Neville Thomas Bonner was the first Aborigine to be elected to Australia’s federal parliament.
He lived in poverty in the New South Wales outback before joining the Liberal Party and winning his parliamentary seat. As a politician, he worked to improve conditions for Aborigines and became a voice for his people.
Australian prime minister John Howard described him as a trailblazer and a source of inspiration to aborigines throughout Australia. He was an elder of the southeast Queensland Jagera people.
Bonner’s childhood was marked by hunger, discrimination, and dispossession. During the 1950s and early 1960s, while living on an Aboriginal settlement called Palm Island in northwest Queensland, he took an interest in changing the way his people lived.
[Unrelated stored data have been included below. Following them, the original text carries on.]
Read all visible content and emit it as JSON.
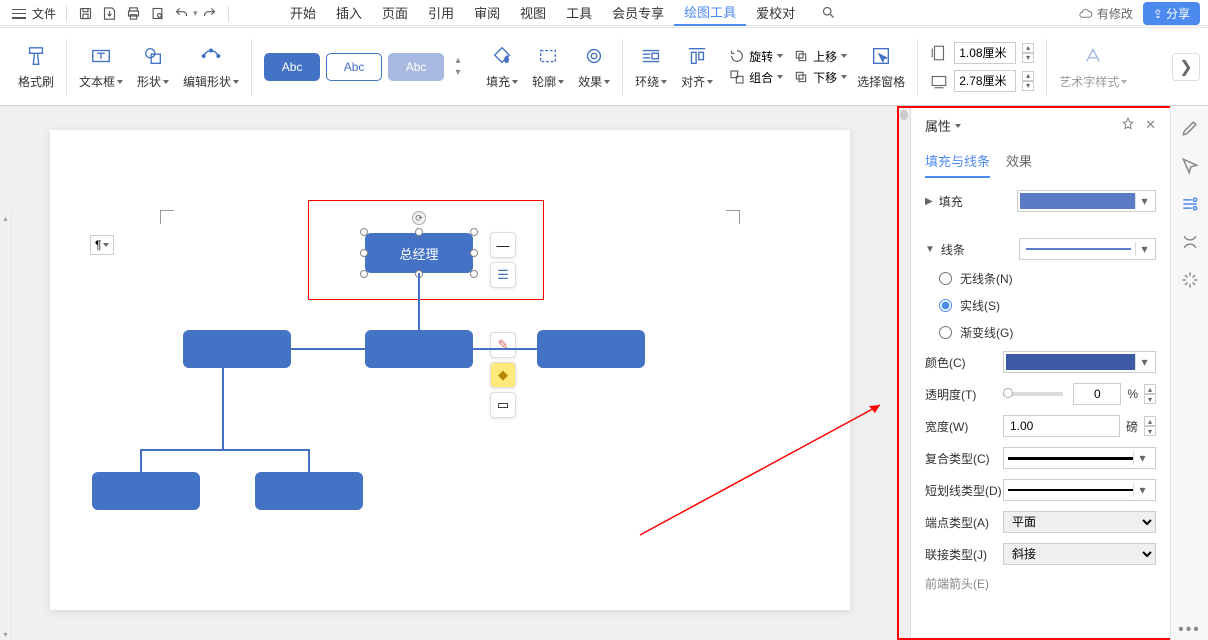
{
  "titlebar": {
    "file": "文件",
    "cloud": "有修改",
    "share": "分享"
  },
  "tabs": {
    "items": [
      "开始",
      "插入",
      "页面",
      "引用",
      "审阅",
      "视图",
      "工具",
      "会员专享",
      "绘图工具",
      "爱校对"
    ],
    "active_index": 8
  },
  "ribbon": {
    "format_painter": "格式刷",
    "textbox": "文本框",
    "shape": "形状",
    "edit_shape": "编辑形状",
    "pill_label": "Abc",
    "fill": "填充",
    "outline": "轮廓",
    "effect": "效果",
    "wrap": "环绕",
    "align": "对齐",
    "rotate": "旋转",
    "group": "组合",
    "up": "上移",
    "down": "下移",
    "select_pane": "选择窗格",
    "height": "1.08厘米",
    "width": "2.78厘米",
    "wordart": "艺术字样式"
  },
  "canvas": {
    "selected_text": "总经理",
    "para_icon": "¶"
  },
  "float": {
    "minus": "—",
    "lines": "☰",
    "pencil": "✎",
    "bucket": "◆",
    "rect": "▭"
  },
  "panel": {
    "title": "属性",
    "tab_fill": "填充与线条",
    "tab_effect": "效果",
    "section_fill": "填充",
    "section_line": "线条",
    "opt_none": "无线条(N)",
    "opt_solid": "实线(S)",
    "opt_gradient": "渐变线(G)",
    "color": "颜色(C)",
    "opacity": "透明度(T)",
    "opacity_val": "0",
    "opacity_unit": "%",
    "width_l": "宽度(W)",
    "width_val": "1.00",
    "width_unit": "磅",
    "compound": "复合类型(C)",
    "dash": "短划线类型(D)",
    "cap": "端点类型(A)",
    "cap_val": "平面",
    "join": "联接类型(J)",
    "join_val": "斜接",
    "arrow_start": "前端箭头(E)"
  }
}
He later joined OPAL (the One People of Australia League) which helped Aborigines with welfare, housing, and education – and served as its president from 1967 until 1973.
Bonner joined the Liberal Party in 1966, and in spite of his underprivileged background and formal education of only one year, he filled a Senate vacancy in 1971, becoming the first Aboriginal member of the Australian parliament.
The following year, standing for the Liberal Party, he was elected as a representative for Queensland.
For 12 years Bonner represented his people and helped to change the face of Aboriginal rights in Australia, becoming known as the elder statesman of Australia’s indigenous peoples. He stood unsuccessfully as an independent member in 1983.
After his 12-year service as senator, Bonner held a series of prominent positions, serving for several years as a director on the board of the Australian Broadcasting Corporation (ABC), as the senior official visitor for all prisons in Queensland, and as head of the peak indigenous advisory body, the Indigenous Advisory Council, whose task it is to advise the Queensland Government on all indigenous issues.
At times, Bonner’s particular approach to politics was criticised by Australians across the ethnic communities. He supported Aboriginal land rights in the 1970s but was opposed to any illegal means used to obtain such ends.
When the native title debate was raging in the 1990s, he warned against a confrontational approach to the issue, urging negotiation, which he believed to be the best way to reach reconciliation.
He often spoke of the goal of ”togetherness” for Australians of all ethnic backgrounds and political and religious beliefs, yet confessed that he often felt torn between two worlds and that he had often been faced with difficulty and pain in pioneering the road between two cultures.
In 1998 he attended Australia’s Constitutional Convention on behalf of the group Australians for a Constitutional Monarchy.
He continued to speak out on issues which divided Australia racially until shortly before his death.